The CFD simulation trend for the in-cylinder pressure seems to be reasonably close to the experimentally measured values for both operating conditions. There is only a slight pressure difference after the start of combustion, which might be related to experimental uncertainties in parameters in the computations such as the precise injection duration, start of injection and gas temperature at the IVC. On the other hand, the calculated heat release rate based on the experimental results seems to follow the same trend as in the simulation. However, the calculated HRR is slightly higher than the simulation experiments, and it seems to have a smoother drop after the end of combustion. Slight pressure and HRR variations between the experimental and simulation results will have a minimum impact on the results of the in-cylinder mixture homogeneity. A contingent small fuel injection variation will not significantly interfere with the air and fuel flow motions within the cylinder.
Figure 4.7: Comparison of simulated and measured NOx and soot emissions for single injection.
Figure 4.7 presents the comparison of NOx and soot emission formation for single injection cases with different starts of injection timing at 2,000rpm. It can be seen that simulation and experimental emission results are very similar for the cases where the start of injection occurs close to TDC. For cases with an earlier injection start, there is a very slight divergence that has possibly been caused by some air motion instabilities. In addition, the lower NOx levels predicted by the CFD model are due to the fact that the NOxformation model neglects the prompt NO formation by the attack of HC fragments on the air-nitrogen mixture, which could comprise up to 5% of total NOx formation.
4.3.2 Multiple Injections
The model was validated for adopting a pilot and a main injection strategy in order to make sure that multiple injections do not affect the accuracy of the predicted results.
The pilot injection was varied from 5% to 20% of the total fuel injected per cycle, while the start of the main injection was kept constant at 10°CA BTDC.

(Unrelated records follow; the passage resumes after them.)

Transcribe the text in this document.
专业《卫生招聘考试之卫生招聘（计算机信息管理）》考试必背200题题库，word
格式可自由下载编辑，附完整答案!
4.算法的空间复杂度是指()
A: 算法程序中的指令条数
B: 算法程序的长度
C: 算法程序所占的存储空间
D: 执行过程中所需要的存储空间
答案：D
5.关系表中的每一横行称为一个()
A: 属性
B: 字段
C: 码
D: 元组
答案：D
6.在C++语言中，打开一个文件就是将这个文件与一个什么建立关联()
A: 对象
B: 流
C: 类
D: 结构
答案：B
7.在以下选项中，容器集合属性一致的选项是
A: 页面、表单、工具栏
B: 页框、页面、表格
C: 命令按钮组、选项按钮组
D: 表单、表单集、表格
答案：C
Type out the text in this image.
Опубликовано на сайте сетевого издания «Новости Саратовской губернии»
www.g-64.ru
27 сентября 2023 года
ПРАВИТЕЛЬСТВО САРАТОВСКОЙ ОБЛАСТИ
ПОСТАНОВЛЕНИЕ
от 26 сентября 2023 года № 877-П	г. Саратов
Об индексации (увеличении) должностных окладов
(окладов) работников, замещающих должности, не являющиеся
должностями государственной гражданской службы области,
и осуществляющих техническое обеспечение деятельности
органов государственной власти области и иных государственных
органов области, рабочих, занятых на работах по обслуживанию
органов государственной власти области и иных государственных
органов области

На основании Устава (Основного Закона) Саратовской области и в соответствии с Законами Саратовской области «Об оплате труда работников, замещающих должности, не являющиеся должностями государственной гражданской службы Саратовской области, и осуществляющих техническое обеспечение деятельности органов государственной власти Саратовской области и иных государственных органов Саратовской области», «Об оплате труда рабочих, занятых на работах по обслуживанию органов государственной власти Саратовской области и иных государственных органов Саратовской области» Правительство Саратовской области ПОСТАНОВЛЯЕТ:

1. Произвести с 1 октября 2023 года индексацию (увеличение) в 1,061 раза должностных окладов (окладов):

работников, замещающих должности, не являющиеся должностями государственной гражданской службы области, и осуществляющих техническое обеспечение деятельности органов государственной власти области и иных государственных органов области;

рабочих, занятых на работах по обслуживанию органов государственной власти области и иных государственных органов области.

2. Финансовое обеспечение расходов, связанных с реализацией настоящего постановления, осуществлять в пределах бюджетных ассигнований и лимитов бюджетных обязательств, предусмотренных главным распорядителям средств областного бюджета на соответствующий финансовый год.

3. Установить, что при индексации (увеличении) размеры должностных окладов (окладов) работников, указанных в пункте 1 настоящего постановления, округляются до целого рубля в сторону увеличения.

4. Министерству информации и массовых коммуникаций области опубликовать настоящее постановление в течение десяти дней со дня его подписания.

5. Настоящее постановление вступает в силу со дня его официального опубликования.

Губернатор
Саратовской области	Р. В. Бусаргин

Figure 4.8 shows the NOx and soot results gathered for three operating conditions featuring a pilot injection at a pressure of 1,600 bar and at a dwell angle of 5°CA. The simulation and experimental results for operating conditions featuring pilot injection are not as similar as the results in the single injection cases. This could possibly be due to variations of the injected fuel mass compared to the simulation model. Injection mass variations can be caused by fuel dribbling after the pilot injection or by failure of the injector’s needle to reach its maximum lift due to the very small fuel amount injected during the first pulse. This can also be confirmed by the higher error in the soot and NOx
emissions in the cases with very low pilot fuel amount. Likewise in the single injection cases, the predicted NOx formation is lower than the actual NOx levels due to the lack of prompt NO formation in the simulation results.
Figure 4.8: Comparison of simulated and measured NOxand soot emissions for multiple injections.
4.4 Summary
This chapter has presented the CFD software used for simulating diesel engine com-bustion. A detailed analysis of the sub-models used in this research work has been performed. The chapter also included a grid independence analysis for obtaining mesh independent results and a model validation for single and multiple injection strategies using experimental data obtained from the Hydra engine described in Section 5.